There are several steps that need to be done to collect and visualize performance data in this mode.
Data collection
- Launch the PGI profiler.
- Since the Pgrof's GUI is based on Java, it should be executed on the compute node in the interactive session rather than on the login node, as the latter does not have enough memory (see Java for more details). An interactive session can be started with
salloc --x11 ...
to enable X11 forwarding (see Interactive jobs for more details).
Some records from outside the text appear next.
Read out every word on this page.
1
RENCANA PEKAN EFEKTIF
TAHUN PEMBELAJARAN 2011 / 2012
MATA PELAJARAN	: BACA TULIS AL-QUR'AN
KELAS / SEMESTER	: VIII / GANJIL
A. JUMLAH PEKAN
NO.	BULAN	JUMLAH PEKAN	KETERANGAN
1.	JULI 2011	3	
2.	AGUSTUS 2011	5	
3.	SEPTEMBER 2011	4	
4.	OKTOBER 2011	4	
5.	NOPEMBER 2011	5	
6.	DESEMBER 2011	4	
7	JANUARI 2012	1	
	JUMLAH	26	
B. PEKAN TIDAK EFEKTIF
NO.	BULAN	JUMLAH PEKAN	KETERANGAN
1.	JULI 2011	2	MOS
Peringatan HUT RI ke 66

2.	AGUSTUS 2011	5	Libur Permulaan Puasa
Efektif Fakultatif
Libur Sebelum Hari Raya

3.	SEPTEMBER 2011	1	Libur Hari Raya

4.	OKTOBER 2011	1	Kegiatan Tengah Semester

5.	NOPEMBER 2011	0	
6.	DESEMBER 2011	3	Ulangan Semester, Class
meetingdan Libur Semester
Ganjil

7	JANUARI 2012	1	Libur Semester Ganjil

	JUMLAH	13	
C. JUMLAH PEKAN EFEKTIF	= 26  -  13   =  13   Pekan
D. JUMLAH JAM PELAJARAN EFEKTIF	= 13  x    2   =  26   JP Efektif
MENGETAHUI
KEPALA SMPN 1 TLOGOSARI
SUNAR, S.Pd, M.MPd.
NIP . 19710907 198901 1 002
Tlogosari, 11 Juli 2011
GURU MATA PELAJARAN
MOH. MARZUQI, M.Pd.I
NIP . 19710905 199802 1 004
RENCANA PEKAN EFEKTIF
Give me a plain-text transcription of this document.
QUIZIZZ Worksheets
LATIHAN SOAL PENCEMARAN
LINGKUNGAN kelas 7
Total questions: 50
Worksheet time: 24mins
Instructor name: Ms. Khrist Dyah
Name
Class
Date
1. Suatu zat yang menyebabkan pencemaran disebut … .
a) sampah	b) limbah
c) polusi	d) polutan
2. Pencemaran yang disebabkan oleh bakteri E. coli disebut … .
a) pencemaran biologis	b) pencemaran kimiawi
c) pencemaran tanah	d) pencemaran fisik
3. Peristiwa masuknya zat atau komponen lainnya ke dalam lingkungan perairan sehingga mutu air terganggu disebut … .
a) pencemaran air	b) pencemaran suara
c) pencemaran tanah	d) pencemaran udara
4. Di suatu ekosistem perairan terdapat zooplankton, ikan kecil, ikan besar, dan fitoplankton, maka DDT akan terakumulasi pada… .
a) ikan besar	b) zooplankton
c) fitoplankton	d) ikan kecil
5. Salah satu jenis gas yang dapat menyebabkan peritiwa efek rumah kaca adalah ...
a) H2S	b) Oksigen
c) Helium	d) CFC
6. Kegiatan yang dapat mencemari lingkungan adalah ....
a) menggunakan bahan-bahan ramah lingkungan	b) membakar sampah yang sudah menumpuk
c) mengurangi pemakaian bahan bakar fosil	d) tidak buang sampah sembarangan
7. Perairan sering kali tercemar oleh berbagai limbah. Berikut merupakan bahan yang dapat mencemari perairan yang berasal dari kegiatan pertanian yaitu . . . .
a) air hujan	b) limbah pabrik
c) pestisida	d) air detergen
- Since the Pgrof's GUI is based on Java, it should be executed on the compute node in the interactive session rather than on the login node, as the latter does not have enough memory (see Java for more details). An interactive session can be started with
- In order to start a new session, open the File menu and click on New Session.
- Select the executable file you want to profile and then add any arguments appropriate for your profiling.
- Click Next, then Finish.
Analysis
In the CPU Details tab, click on the Show the top-down (callers first) call tree view button.
The visualization window is comprised of four panes:
- The pane on the upper right shows the timeline with all the events ordered by the time at which they were executed.
- GPU Details: shows performance details for the GPU kernels.
- CPU Details: shows performance details for the CPU functions.
- Properties: shows all the details for a selected function in the timeline window.
References
PGPROF is a product of PGI, which is a subsidiary of NVIDIA Corporation.